CHINA-SOUTH CHINA SEA: MILITARY BUILD-UP

 Dr Ross Babbage, Chief Executive Officer of Strategic Forum Pty Ltd and Non-Resident Senior Fellow of the Center for Strategic and Budgetary Assessments (CSBA) in Washington DC who has also formerly held the position of Head of Strategic Analysis in Australia's Office of National Assessments and Assistant Secretary for ANZUS and then Force Development in the Department of Defence, on December 28, 2016 wrote that Beijing’s footprint has expanded markedly in the South China Sea during the last five years. He said 'Beijing’s campaign has been cleverly conducted via a succession of modest incremental steps, each of which has fallen below the threshold that would trigger a forceful Western response' and Beijing now has significant facilities on 12 islands in the South China Sea.   He listed these as surveillance and intelligence gathering facilities, long-range anti-aircraft and anti-ship missile installations, and numerous missile and gun point-defense systems. Three of the islands in the Spratly group, towards the middle of the South China Sea, now possess 10,000 foot airfields that are more than adequate to handle Boeing 747 operations. Hardened revetments to house 24 fighter-bomber aircraft are nearing completion on these three islands together with what appear to be extensive maintenance and storage facilities for fuel and other supplies. Aircraft operating from these facilities could range as far as the Andaman Sea, Northern Australia, and Guam'. He said These newly created islands also appear to have capacities to house, as well as operate at short notice, significant numbers of short-and medium-range ballistic and cruise missiles with capabilities to strike both land-based targets and ships at sea as far away as the Sulu Sea in the Philippines and Singapore and Malaysia to the south.

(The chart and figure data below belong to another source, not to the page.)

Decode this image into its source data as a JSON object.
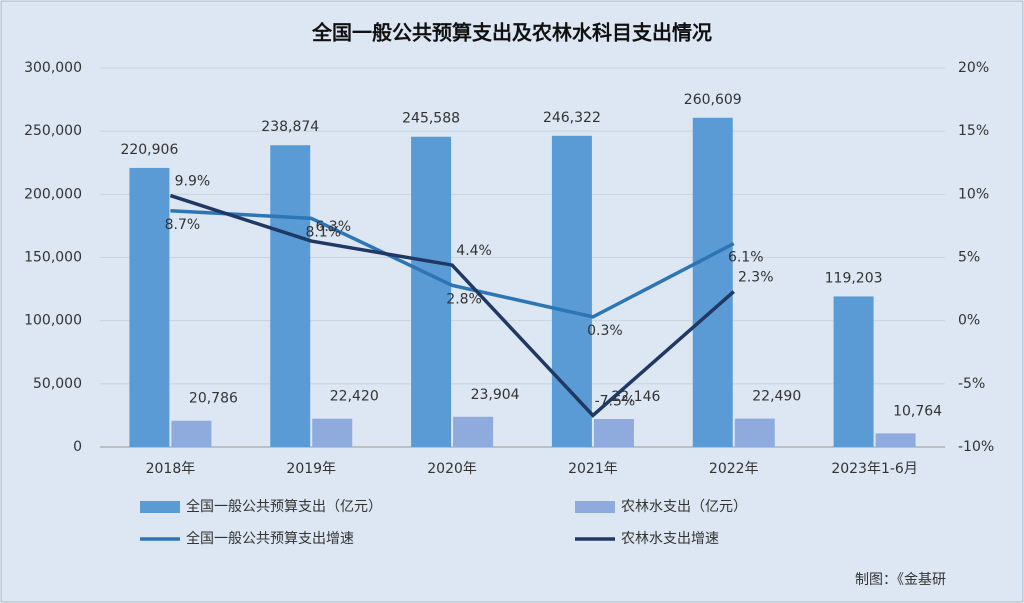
{
  "chart_data": {
    "type": "bar_line",
    "title": "全国一般公共预算支出及农林水科目支出情况",
    "categories": [
      "2018年",
      "2019年",
      "2020年",
      "2021年",
      "2022年",
      "2023年1-6月"
    ],
    "series": [
      {
        "name": "全国一般公共预算支出（亿元）",
        "type": "bar",
        "color": "#5b9bd5",
        "values": [
          220906,
          238874,
          245588,
          246322,
          260609,
          119203
        ],
        "value_labels": [
          "220,906",
          "238,874",
          "245,588",
          "246,322",
          "260,609",
          "119,203"
        ]
      },
      {
        "name": "农林水支出（亿元）",
        "type": "bar",
        "color": "#8faadc",
        "values": [
          20786,
          22420,
          23904,
          22146,
          22490,
          10764
        ],
        "value_labels": [
          "20,786",
          "22,420",
          "23,904",
          "22,146",
          "22,490",
          "10,764"
        ]
      },
      {
        "name": "全国一般公共预算支出增速",
        "type": "line",
        "axis": "y2",
        "color": "#2e75b6",
        "values": [
          8.7,
          8.1,
          2.8,
          0.3,
          6.1,
          null
        ],
        "value_labels": [
          "8.7%",
          "8.1%",
          "2.8%",
          "0.3%",
          "6.1%",
          null
        ]
      },
      {
        "name": "农林水支出增速",
        "type": "line",
        "axis": "y2",
        "color": "#1f3864",
        "values": [
          9.9,
          6.3,
          4.4,
          -7.5,
          2.3,
          null
        ],
        "value_labels": [
          "9.9%",
          "6.3%",
          "4.4%",
          "-7.5%",
          "2.3%",
          null
        ]
      }
    ],
    "ylim": [
      0,
      300000
    ],
    "yticks": [
      0,
      {
        "value": 50000,
        "label": "50,000"
      },
      {
        "value": 100000,
        "label": "100,000"
      },
      {
        "value": 150000,
        "label": "150,000"
      },
      {
        "value": 200000,
        "label": "200,000"
      },
      {
        "value": 250000,
        "label": "250,000"
      },
      {
        "value": 300000,
        "label": "300,000"
      }
    ],
    "y2lim": [
      -10,
      20
    ],
    "y2ticks": [
      {
        "value": -10,
        "label": "-10%"
      },
      {
        "value": -5,
        "label": "-5%"
      },
      {
        "value": 0,
        "label": "0%"
      },
      {
        "value": 5,
        "label": "5%"
      },
      {
        "value": 10,
        "label": "10%"
      },
      {
        "value": 15,
        "label": "15%"
      },
      {
        "value": 20,
        "label": "20%"
      }
    ],
    "grid": true,
    "source": "制图：《金基研"
  }
}
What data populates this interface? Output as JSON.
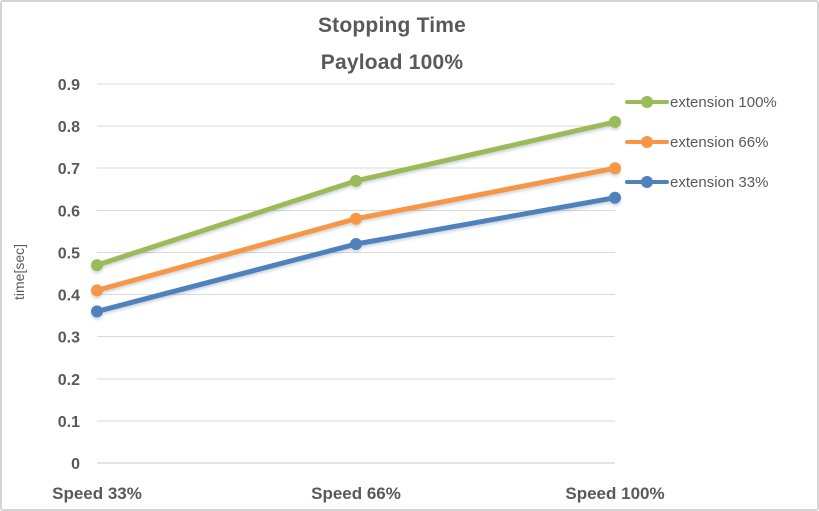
{
  "frame": {
    "background": "#FFFFFF",
    "border_color": "#D5D5D5",
    "text_color": "#595959"
  },
  "chart_data": {
    "type": "line",
    "title": "Stopping Time",
    "subtitle": "Payload 100%",
    "categories": [
      "Speed 33%",
      "Speed 66%",
      "Speed 100%"
    ],
    "series": [
      {
        "name": "extension 100%",
        "color": "#9BBB59",
        "values": [
          0.47,
          0.67,
          0.81
        ]
      },
      {
        "name": "extension 66%",
        "color": "#F79646",
        "values": [
          0.41,
          0.58,
          0.7
        ]
      },
      {
        "name": "extension 33%",
        "color": "#4F81BD",
        "values": [
          0.36,
          0.52,
          0.63
        ]
      }
    ],
    "xlabel": "",
    "ylabel": "time[sec]",
    "ylim": [
      0,
      0.9
    ],
    "y_ticks": [
      0,
      0.1,
      0.2,
      0.3,
      0.4,
      0.5,
      0.6,
      0.7,
      0.8,
      0.9
    ],
    "y_tick_labels": [
      "0",
      "0.1",
      "0.2",
      "0.3",
      "0.4",
      "0.5",
      "0.6",
      "0.7",
      "0.8",
      "0.9"
    ],
    "grid": true,
    "gridline_color": "#D9D9D9",
    "axis_line_color": "#C9C9C9",
    "legend_position": "right",
    "marker": "circle",
    "axis_crosses": "on-ticks"
  }
}
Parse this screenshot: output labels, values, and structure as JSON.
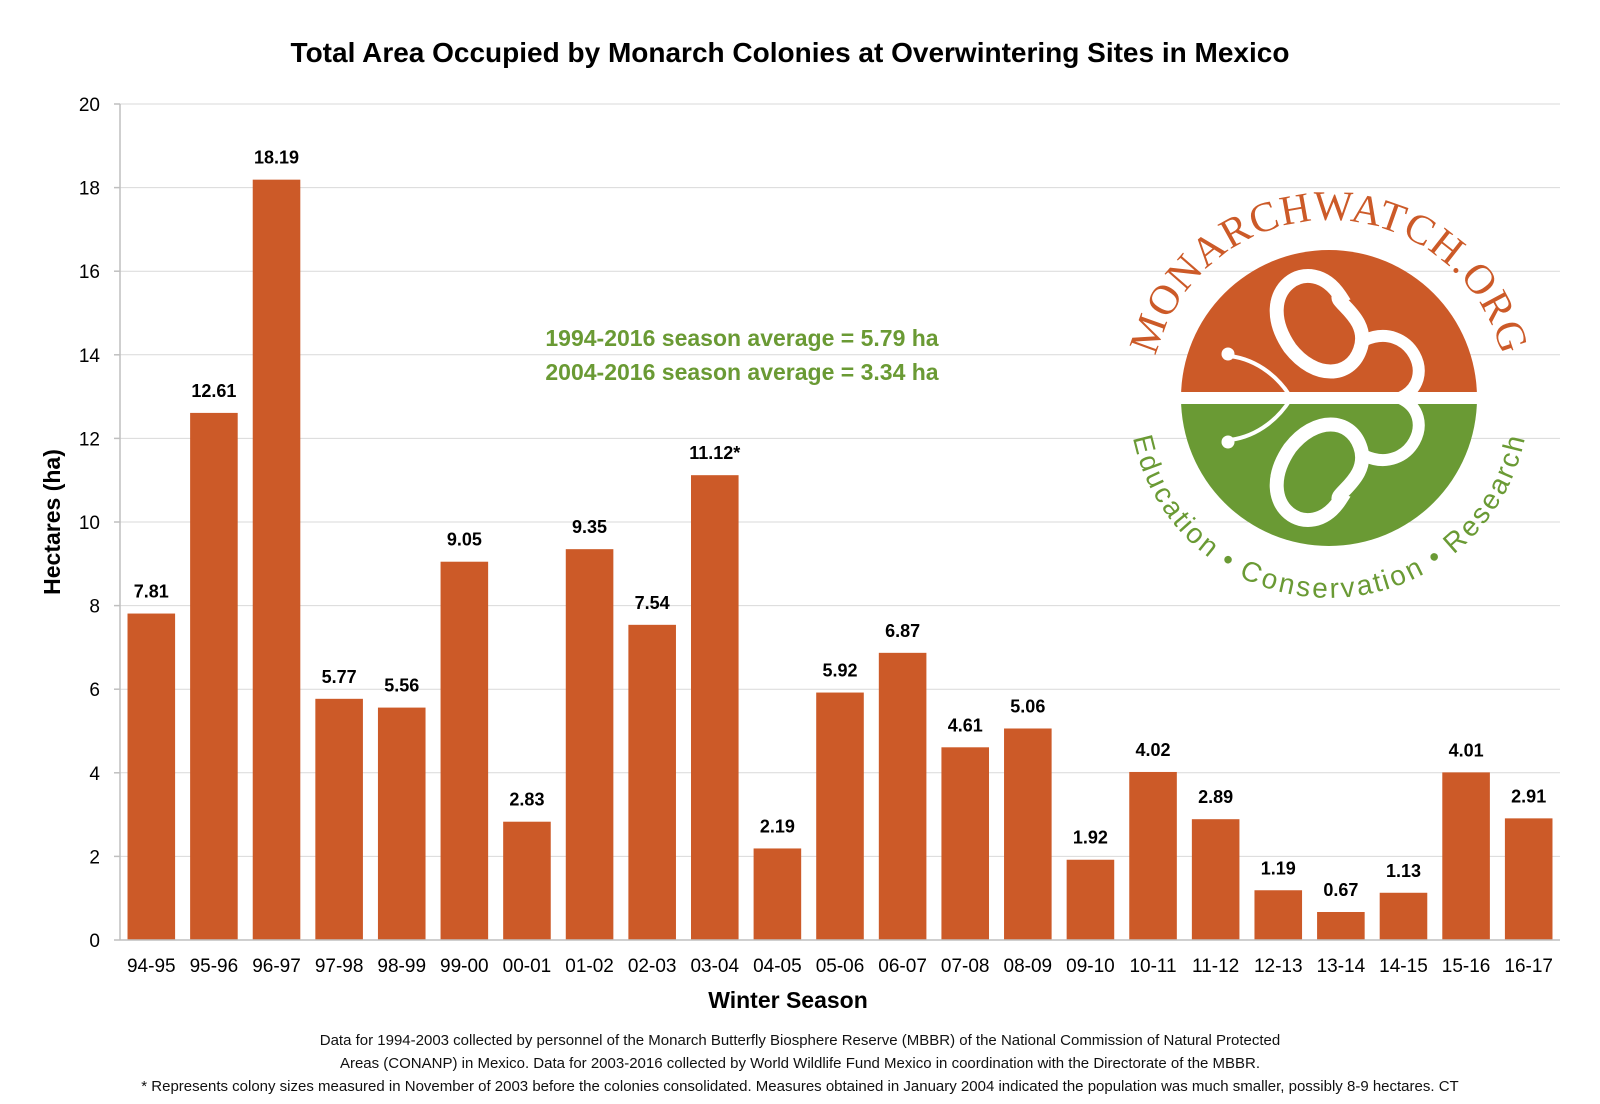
{
  "chart_data": {
    "type": "bar",
    "title": "Total Area Occupied by Monarch Colonies at Overwintering Sites in Mexico",
    "xlabel": "Winter Season",
    "ylabel": "Hectares (ha)",
    "ylim": [
      0,
      20
    ],
    "yticks": [
      "0",
      "2",
      "4",
      "6",
      "8",
      "10",
      "12",
      "14",
      "16",
      "18",
      "20"
    ],
    "grid": true,
    "categories": [
      "94-95",
      "95-96",
      "96-97",
      "97-98",
      "98-99",
      "99-00",
      "00-01",
      "01-02",
      "02-03",
      "03-04",
      "04-05",
      "05-06",
      "06-07",
      "07-08",
      "08-09",
      "09-10",
      "10-11",
      "11-12",
      "12-13",
      "13-14",
      "14-15",
      "15-16",
      "16-17"
    ],
    "values": [
      7.81,
      12.61,
      18.19,
      5.77,
      5.56,
      9.05,
      2.83,
      9.35,
      7.54,
      11.12,
      2.19,
      5.92,
      6.87,
      4.61,
      5.06,
      1.92,
      4.02,
      2.89,
      1.19,
      0.67,
      1.13,
      4.01,
      2.91
    ],
    "data_labels": [
      "7.81",
      "12.61",
      "18.19",
      "5.77",
      "5.56",
      "9.05",
      "2.83",
      "9.35",
      "7.54",
      "11.12*",
      "2.19",
      "5.92",
      "6.87",
      "4.61",
      "5.06",
      "1.92",
      "4.02",
      "2.89",
      "1.19",
      "0.67",
      "1.13",
      "4.01",
      "2.91"
    ],
    "annotations": [
      "1994-2016 season average = 5.79 ha",
      "2004-2016 season average = 3.34 ha"
    ]
  },
  "colors": {
    "bar": "#cc5a28",
    "annotation": "#6a9a34",
    "logo_orange": "#cc5a28",
    "logo_green": "#6a9a34",
    "grid": "#d9d9d9"
  },
  "logo": {
    "icon": "monarch-butterfly-icon",
    "top_text": "MONARCHWATCH.ORG",
    "bottom_text": "Education • Conservation • Research"
  },
  "footnotes": [
    "Data for 1994-2003 collected by personnel of the Monarch Butterfly Biosphere Reserve (MBBR) of the National Commission of Natural Protected",
    "Areas (CONANP) in Mexico. Data for 2003-2016 collected by World Wildlife Fund Mexico in coordination with the Directorate of the MBBR.",
    "* Represents colony sizes measured in November of 2003 before the colonies consolidated. Measures obtained in January 2004 indicated the population was much smaller, possibly 8-9 hectares. CT"
  ]
}
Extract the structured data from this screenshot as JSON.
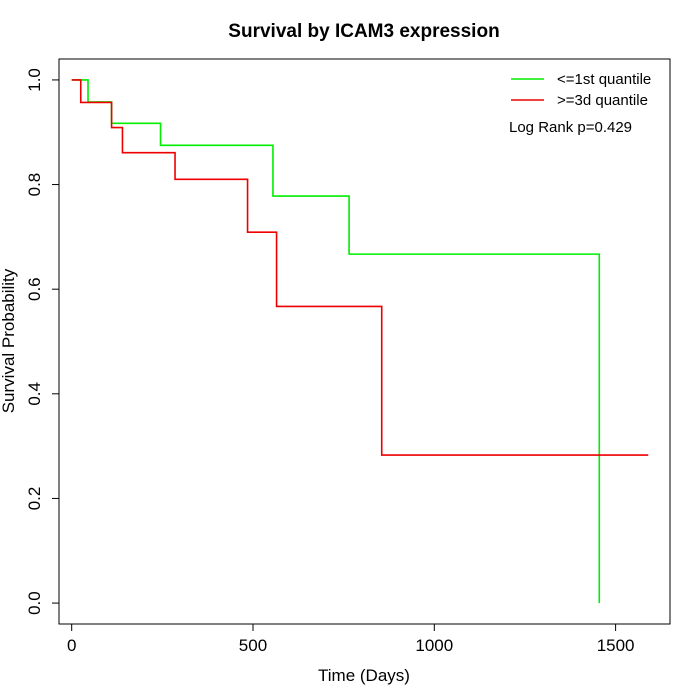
{
  "chart_data": {
    "type": "line",
    "step": true,
    "title": "Survival by ICAM3 expression",
    "xlabel": "Time (Days)",
    "ylabel": "Survival Probability",
    "xlim": [
      -35,
      1650
    ],
    "ylim": [
      -0.04,
      1.04
    ],
    "xticks": [
      0,
      500,
      1000,
      1500
    ],
    "yticks": [
      0.0,
      0.2,
      0.4,
      0.6,
      0.8,
      1.0
    ],
    "xtick_labels": [
      "0",
      "500",
      "1000",
      "1500"
    ],
    "ytick_labels": [
      "0.0",
      "0.2",
      "0.4",
      "0.6",
      "0.8",
      "1.0"
    ],
    "grid": false,
    "legend_position": "top-right",
    "annotation": "Log Rank p=0.429",
    "series": [
      {
        "name": "<=1st quantile",
        "color": "#00ee00",
        "times": [
          0,
          45,
          110,
          245,
          555,
          765,
          1455
        ],
        "survival": [
          1.0,
          0.958,
          0.917,
          0.875,
          0.778,
          0.667,
          0.0
        ]
      },
      {
        "name": ">=3d quantile",
        "color": "#ee0000",
        "times": [
          0,
          25,
          110,
          140,
          285,
          485,
          565,
          855
        ],
        "survival": [
          1.0,
          0.957,
          0.909,
          0.861,
          0.81,
          0.709,
          0.567,
          0.283
        ],
        "end_time": 1590
      }
    ]
  }
}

Port facilities have also been built on these islands capable of refuelling and replenishing significant numbers of naval, coastguard, and maritime militia vessels. In addition, these islands appear to have the potential to support an underwater acoustic surveillance network across the South China Sea that would significantly enhance China’s capabilities to prosecute operations against allied submarines in the theater.

Because these three primary islands are not very small, there is space to disperse most deployed People’s Liberation Army (PLA) assets in a crisis and complicate targeting by allied forces. Fiery Cross Reef is now about the size of a mainland fighter base. Subi Reef is about 50 percent larger and roughly comparable in area to Pearl Harbor Naval Base. Mischief Reef is substantially larger again and would barely fit within the boundaries of the District of Columbia.  In consequence, China appears well on the way to converting the South China Sea into something approaching a heavily defended internal waterway.

At present, innocent passage, especially by commercial vessels, is being respected. However, Beijing is making clear that the terms and conditions of foreign activity, even by other littoral states, will be determined and enforced by China. Relevant Chinese authorities have signalled that Beijing is considering the declaration of an air defense identification zone (ADIZ) over the entire South China Sea.  Military facilities now nearing completion will permit Chinese forces to enforce any such declaration with fighter intercepts of non-complying aircraft.